Just like offshore tax shelters motivate moving money out of Canada to preserve assets, the home ownership tax shelter motivates us to bank on rising home prices to gain wealth. Why do we consider the former a betrayal, but celebrate the latter? A system that turns home ownership into an investment strategy is crushing affordability and harming younger and future generations. It’s time to protect real shelters, not tax shelters.
This view is widely supported in Alberta, where 68% of residents support disrupting the current approach to taxing housing wealth.
MONITORING & ACCOUNTABILITY
Criterion 8: Do the platforms propose to initiate annual reporting on age trends?

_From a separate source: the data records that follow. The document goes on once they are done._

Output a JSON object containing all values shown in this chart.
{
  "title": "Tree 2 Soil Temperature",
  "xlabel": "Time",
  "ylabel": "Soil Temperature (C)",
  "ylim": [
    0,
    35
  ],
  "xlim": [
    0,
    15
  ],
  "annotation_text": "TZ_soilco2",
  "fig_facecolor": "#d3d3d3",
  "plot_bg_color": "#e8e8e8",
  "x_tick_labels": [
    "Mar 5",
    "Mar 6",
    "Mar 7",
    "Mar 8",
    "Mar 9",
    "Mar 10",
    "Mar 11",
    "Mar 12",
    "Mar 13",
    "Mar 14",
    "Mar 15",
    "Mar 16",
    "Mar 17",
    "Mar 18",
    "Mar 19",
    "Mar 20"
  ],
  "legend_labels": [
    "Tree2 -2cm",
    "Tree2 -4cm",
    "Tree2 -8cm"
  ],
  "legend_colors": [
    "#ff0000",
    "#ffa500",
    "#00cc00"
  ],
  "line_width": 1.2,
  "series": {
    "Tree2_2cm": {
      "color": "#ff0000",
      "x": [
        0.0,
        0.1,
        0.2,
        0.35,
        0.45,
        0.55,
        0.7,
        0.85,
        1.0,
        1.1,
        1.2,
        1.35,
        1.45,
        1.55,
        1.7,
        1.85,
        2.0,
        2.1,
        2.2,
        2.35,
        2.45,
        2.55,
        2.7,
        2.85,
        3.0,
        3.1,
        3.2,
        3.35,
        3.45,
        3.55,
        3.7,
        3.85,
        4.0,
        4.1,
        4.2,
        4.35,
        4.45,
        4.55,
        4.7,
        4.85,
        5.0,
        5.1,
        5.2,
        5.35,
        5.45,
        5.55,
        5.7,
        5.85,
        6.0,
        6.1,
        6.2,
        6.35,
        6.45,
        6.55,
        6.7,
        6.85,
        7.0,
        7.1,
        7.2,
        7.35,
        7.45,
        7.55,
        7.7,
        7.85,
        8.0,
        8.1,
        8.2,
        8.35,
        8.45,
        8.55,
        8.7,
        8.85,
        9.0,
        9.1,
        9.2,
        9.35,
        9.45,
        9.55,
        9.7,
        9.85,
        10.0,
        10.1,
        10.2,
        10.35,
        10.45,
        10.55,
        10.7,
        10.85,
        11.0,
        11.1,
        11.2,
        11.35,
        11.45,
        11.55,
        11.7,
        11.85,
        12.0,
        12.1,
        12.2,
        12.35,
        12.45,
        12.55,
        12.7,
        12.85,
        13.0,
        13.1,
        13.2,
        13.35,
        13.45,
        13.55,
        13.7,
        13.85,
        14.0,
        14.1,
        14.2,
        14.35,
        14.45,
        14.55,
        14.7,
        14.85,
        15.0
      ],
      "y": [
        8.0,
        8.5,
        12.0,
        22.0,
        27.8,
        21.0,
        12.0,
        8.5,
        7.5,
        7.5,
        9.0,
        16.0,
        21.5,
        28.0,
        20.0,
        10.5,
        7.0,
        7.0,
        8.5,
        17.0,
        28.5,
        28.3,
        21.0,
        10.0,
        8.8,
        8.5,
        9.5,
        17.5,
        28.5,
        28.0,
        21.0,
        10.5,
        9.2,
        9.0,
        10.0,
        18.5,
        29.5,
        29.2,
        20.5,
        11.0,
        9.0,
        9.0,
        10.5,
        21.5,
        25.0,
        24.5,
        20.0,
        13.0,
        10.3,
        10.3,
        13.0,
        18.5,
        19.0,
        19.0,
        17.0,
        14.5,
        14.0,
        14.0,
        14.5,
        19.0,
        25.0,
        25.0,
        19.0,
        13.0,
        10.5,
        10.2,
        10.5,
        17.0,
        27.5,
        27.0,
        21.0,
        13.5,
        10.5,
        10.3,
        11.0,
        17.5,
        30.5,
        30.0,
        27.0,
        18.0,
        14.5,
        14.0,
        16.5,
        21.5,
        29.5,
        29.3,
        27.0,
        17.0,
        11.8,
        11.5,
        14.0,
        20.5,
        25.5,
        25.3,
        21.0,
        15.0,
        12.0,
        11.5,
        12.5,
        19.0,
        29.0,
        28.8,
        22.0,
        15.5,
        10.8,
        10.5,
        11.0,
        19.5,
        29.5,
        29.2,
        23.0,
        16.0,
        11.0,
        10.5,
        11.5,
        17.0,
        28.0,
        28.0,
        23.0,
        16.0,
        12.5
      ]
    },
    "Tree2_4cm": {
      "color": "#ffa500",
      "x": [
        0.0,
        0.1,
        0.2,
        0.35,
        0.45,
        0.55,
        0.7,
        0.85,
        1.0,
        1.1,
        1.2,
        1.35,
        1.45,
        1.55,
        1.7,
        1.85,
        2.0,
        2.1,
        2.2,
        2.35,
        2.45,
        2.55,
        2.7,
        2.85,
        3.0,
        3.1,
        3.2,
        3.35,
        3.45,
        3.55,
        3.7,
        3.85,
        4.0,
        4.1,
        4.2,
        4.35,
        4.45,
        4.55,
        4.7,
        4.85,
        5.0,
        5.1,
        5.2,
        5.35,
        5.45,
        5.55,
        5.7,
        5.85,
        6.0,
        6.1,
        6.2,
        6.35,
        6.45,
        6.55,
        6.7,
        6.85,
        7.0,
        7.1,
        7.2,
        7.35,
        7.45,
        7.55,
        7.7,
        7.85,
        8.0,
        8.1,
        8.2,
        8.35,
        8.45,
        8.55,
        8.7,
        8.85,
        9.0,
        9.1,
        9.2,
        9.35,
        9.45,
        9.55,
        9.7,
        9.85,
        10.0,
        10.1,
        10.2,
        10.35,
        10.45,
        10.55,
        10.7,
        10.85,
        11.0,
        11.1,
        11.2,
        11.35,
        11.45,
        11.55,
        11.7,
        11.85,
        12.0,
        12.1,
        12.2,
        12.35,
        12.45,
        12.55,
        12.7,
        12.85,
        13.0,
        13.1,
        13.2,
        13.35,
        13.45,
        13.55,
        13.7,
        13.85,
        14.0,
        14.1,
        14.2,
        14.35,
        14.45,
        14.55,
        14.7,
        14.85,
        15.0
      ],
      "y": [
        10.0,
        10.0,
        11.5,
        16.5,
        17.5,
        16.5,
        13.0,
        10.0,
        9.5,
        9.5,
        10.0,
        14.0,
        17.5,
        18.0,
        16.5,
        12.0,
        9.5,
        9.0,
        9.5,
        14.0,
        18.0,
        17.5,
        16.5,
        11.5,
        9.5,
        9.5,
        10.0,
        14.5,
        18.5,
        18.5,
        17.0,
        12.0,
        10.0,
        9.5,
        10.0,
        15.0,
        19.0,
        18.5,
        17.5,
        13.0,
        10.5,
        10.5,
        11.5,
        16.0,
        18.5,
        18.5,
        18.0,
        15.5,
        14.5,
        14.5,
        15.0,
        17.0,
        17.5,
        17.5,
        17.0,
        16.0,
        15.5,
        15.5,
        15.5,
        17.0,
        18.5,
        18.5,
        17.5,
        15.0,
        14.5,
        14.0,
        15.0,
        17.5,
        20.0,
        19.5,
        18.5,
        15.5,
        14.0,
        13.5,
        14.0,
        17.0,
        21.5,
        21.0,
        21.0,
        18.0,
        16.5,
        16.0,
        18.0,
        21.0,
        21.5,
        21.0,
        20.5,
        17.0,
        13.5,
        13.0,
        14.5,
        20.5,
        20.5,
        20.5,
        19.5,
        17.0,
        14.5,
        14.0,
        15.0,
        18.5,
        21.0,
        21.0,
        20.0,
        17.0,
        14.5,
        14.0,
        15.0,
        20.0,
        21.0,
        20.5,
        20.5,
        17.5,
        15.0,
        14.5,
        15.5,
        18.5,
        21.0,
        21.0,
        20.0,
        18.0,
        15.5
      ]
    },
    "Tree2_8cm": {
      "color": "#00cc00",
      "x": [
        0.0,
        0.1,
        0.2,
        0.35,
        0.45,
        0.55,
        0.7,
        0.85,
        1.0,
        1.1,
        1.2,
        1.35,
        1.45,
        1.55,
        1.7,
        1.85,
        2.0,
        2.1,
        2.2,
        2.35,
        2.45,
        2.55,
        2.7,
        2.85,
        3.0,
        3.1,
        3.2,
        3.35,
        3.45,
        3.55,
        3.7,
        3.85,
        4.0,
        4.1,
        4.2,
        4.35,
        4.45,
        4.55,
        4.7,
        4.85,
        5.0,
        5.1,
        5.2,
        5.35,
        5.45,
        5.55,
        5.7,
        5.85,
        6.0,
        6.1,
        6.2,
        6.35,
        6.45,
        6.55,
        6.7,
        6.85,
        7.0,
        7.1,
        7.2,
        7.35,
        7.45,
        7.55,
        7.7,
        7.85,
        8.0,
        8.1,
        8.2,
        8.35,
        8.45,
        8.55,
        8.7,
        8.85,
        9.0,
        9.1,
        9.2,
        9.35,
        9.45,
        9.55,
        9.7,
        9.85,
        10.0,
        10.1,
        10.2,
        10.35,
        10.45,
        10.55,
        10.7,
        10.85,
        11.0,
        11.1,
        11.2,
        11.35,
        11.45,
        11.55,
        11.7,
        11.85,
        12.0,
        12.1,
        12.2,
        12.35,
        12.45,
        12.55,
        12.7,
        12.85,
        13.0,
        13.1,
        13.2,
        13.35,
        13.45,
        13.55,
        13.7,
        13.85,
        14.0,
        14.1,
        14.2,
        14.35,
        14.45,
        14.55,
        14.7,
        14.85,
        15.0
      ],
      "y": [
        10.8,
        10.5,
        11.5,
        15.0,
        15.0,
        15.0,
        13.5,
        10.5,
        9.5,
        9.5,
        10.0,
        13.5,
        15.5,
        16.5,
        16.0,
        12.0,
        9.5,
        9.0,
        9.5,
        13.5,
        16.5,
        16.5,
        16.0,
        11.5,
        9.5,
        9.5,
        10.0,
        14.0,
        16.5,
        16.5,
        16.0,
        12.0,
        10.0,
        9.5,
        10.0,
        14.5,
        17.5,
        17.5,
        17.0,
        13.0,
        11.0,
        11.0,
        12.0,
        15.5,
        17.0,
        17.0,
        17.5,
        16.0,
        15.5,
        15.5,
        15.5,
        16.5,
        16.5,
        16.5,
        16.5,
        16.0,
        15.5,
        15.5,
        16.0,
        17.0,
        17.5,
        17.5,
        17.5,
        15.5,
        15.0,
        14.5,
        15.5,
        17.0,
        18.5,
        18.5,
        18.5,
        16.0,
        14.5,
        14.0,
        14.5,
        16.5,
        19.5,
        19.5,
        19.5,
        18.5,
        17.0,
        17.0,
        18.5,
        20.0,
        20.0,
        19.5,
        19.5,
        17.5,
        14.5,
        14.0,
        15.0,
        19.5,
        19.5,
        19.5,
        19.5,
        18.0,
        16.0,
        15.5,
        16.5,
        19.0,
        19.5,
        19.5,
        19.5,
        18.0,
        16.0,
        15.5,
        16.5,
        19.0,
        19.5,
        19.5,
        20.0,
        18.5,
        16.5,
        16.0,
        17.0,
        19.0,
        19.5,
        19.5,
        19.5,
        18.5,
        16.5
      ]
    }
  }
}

Monitoring spending over time supports political leaders to make informed and efficient spending decisions. To ensure that age is considered in these decisions, we’re asking governments to include as part of their regular data an analysis of spending by age.
No party promises to report age trends in public finance. We award no points.
Criterion 9: Do the platforms propose to appoint government point people for generational fairness?
It’s much more likely that the wellbeing of younger Canadians will be addressed as urgently as other age groups if governments have a Deputy Minister, Parliamentary Secretary or other high-level official specifically tasked with advancing generational fairness in public finance.
Neither party promises to appoint a high-level official responsible for generational fairness. We award no points.